By Arkan Yasin
On January 16, 2017, President Uhuru Kenyatta unveiled over 500 police vehicles in what has been termed a police modernisation programme.
Local news and media organisations maintained an event driven perspective and therefore missed the significance of this insidious programme. Here, we will endeavour to assess the broader context in which the militarisation of the police force – for that is what it is – continues to happen.
The socio-anthropological ideological blindness of Africa’s intellectual elites does not allow them to perceive the suspension of the Constitution and implementation of de-facto Martial Law by the passing/implementation of the “Prevention of Terrorism Act, 2012”.
The fracture of the illusion of a Protectorate Rechtsstaat (loosely, legal state) did not begin with President Uhuru’s January 2017 directive to security services to deal with incitement “ruthlessly”; it began far earlier, with a conspiracy that nobody even bothered to conceal.
De-facto martial law
Former Chief Justice Willy Mutunga during his reign stated during a press conference that he initiated a meeting between the Judiciary and Security Organs on May 29, 2014, that was attended by the entire Leadership of the National Security Organs, Cabinet Secretaries for Interior and Defence, Inspector General of the Kenya Police, Chief of the Kenya Defence Forces, Director General of the National Intelligence Service and representatives from the Director of Public Prosecutions.
He revealed, “This meeting is a culmination of several conversations between myself and various security agencies that have been going on for two years. These meetings are based on the understanding that when it comes to issues of security and welfare of citizens, the three arms must coordinate and collaborate closely.”
He went on to address and clothe what he as a jurist realised to be obvious contradiction of key tenets of separation of powers, saying, “Although the various organs of State are independent, the Constitution also requires them to be interdependent.”
This set the stage for suspension of the Constitution by concluding ominously, “Terrorism is a war by unconventional means… we must be imaginative in fighting this war”.
Note, NOT Constitutional BUT “imaginative”.
Earlier on, on May 26, 2014, Cyrus Ombati of The Standard had quoted Deputy President William Ruto criticising magistrates and judges for releasing terror suspects on bond, thus impeding the war on terror: “We call on all players in the justice, law and order sector to stand with Kenyans”.
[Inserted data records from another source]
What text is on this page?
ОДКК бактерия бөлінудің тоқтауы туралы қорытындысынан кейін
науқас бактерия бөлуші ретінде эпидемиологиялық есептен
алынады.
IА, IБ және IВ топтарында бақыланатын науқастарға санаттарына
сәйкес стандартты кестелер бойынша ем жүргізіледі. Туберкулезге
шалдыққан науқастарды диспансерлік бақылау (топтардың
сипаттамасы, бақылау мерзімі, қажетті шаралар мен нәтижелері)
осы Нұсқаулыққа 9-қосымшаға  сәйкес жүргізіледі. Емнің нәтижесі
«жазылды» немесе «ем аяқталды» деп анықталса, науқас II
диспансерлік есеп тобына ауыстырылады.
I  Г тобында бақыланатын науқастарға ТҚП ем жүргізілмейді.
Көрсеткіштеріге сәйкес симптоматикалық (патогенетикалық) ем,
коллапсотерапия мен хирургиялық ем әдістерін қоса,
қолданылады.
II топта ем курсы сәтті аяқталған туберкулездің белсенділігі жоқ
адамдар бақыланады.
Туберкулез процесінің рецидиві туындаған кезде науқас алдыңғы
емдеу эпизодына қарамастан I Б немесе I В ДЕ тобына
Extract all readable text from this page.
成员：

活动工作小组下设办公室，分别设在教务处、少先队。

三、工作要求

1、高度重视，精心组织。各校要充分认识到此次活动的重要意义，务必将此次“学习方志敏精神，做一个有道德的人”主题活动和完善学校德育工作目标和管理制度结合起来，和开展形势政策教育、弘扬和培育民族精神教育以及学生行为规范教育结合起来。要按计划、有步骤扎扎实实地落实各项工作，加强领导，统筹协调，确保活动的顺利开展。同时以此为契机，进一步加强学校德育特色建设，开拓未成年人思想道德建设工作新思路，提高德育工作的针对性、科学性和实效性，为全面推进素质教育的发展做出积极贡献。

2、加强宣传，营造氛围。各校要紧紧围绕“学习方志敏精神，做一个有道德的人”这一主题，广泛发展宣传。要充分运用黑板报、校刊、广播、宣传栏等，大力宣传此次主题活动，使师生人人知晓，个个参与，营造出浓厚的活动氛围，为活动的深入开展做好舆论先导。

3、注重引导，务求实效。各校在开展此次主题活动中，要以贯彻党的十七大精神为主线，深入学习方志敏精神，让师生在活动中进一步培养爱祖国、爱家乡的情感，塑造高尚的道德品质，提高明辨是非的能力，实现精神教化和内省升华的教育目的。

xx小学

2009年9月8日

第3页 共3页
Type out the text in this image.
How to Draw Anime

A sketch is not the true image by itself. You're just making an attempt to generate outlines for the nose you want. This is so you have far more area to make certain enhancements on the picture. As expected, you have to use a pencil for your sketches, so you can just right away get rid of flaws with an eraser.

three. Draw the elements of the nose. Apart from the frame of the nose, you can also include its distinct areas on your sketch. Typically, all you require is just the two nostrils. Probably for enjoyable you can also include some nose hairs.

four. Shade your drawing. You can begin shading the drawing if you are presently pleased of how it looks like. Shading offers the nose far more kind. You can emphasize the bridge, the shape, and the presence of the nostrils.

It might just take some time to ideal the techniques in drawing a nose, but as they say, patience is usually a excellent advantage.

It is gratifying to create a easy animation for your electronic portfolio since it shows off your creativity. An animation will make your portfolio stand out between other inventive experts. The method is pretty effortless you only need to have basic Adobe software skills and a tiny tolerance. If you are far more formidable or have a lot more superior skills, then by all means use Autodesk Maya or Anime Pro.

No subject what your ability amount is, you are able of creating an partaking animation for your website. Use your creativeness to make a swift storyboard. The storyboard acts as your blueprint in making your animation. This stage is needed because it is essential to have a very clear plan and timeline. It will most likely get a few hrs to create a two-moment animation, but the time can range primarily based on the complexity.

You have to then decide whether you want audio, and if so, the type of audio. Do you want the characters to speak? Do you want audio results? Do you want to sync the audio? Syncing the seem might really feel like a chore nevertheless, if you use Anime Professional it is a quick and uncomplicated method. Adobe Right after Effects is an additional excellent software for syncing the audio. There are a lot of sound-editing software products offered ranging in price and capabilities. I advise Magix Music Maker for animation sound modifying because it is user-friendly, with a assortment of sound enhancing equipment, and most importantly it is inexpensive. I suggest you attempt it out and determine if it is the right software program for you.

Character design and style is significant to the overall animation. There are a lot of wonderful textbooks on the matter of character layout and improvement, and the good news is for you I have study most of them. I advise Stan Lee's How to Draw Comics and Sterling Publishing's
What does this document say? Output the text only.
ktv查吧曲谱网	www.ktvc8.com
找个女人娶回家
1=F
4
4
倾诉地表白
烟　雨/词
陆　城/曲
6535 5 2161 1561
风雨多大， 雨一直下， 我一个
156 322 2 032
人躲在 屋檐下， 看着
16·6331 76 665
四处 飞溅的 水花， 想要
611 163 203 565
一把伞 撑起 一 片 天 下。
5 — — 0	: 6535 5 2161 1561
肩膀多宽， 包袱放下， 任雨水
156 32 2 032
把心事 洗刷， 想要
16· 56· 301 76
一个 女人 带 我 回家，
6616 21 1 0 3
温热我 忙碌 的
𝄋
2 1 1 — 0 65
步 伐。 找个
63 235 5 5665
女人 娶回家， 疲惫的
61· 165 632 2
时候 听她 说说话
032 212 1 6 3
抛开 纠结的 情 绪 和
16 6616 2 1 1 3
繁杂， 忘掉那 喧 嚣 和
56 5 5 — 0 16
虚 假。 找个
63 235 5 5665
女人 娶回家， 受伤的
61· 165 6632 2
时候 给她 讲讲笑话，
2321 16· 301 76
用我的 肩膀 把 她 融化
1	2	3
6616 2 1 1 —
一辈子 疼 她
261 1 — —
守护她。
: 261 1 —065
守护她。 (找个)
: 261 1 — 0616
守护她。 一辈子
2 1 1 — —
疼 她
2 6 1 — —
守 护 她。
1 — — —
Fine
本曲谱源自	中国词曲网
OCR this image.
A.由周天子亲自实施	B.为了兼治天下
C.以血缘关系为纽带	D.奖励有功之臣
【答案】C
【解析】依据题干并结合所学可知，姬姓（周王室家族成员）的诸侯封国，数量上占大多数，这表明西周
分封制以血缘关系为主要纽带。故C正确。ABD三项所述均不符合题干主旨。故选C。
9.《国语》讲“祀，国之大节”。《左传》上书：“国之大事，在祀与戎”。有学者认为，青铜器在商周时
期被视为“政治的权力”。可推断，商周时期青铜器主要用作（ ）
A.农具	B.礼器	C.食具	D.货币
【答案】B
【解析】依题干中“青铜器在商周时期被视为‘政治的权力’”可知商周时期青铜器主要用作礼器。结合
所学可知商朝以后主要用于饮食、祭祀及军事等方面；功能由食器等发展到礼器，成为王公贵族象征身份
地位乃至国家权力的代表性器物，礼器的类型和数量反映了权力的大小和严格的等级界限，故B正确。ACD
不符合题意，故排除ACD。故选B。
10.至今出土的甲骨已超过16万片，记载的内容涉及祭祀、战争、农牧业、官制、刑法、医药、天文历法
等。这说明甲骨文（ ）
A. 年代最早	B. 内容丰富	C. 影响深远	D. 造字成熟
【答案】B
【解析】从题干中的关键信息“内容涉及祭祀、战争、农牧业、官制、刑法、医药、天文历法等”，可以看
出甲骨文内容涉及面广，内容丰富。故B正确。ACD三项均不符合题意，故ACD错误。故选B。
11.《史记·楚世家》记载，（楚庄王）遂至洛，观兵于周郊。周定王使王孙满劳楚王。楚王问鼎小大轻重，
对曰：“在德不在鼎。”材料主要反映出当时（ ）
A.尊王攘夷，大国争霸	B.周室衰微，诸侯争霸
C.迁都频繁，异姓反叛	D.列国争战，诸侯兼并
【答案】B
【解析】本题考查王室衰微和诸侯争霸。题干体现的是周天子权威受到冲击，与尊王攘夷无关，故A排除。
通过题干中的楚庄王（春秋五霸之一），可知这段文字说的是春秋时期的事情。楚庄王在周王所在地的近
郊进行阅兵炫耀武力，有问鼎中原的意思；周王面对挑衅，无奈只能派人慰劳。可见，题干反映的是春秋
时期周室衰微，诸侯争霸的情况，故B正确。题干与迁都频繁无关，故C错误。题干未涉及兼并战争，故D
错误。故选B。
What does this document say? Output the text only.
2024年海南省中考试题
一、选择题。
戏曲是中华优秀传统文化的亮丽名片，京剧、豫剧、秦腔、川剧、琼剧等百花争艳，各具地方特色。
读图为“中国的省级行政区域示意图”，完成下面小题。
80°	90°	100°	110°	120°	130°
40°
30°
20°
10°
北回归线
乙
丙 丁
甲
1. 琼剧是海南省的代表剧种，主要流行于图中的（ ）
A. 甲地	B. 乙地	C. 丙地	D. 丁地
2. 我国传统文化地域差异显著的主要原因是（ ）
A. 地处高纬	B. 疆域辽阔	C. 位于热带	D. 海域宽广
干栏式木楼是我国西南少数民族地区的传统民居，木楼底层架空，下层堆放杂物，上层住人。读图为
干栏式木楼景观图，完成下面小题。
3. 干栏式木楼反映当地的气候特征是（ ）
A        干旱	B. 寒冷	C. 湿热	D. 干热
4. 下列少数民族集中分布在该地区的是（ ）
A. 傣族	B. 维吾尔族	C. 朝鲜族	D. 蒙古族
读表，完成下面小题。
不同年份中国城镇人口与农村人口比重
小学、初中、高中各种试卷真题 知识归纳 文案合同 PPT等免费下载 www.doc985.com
CJ Mutunga then confessed to coming under immense pressure to suspend the Constitution. A confession of this magnitude by the head of the judicial pillar should have been cause for great alarm but, alas, we are living in the age of schools of ignorance in oceans of information. Ultimately the Chief Justice buckled and formed a team to review bail terms for those charged under the Prevention of Terrorism Act.
Mutunga’s counter-part in the Executive arm – Attorney General Githu Muigai – a known lackey for the imperial elite and traitor to Civil Society, in 2014, at different times, proposed laws to regulate religious institutions and social media, following the imperialist’s cue in the proposal for control of social media. His proposal came within 7 days after Theresa May, then British Home Secretary, announced a proposal for what was aptly dubbed “Snooper’s Charter” (which has since been passed). Endeavouring to calm the Christian community, he revealed the Christians were not the targets of the proposed laws but “small groupings accused of brainwashing followers and engaging in radicalisation and other ‘dangerous doctrines’”, insidiously pointing to Muslims. Fortunately, the Christian church leaders knew with such a law in place, it was only a matter of time it was used against them too and remained adamant that it must not come to fruition; yet again, and not for the first time in history, Muslims were saved from a systemic onslaught by an anti-theistic system by Christians.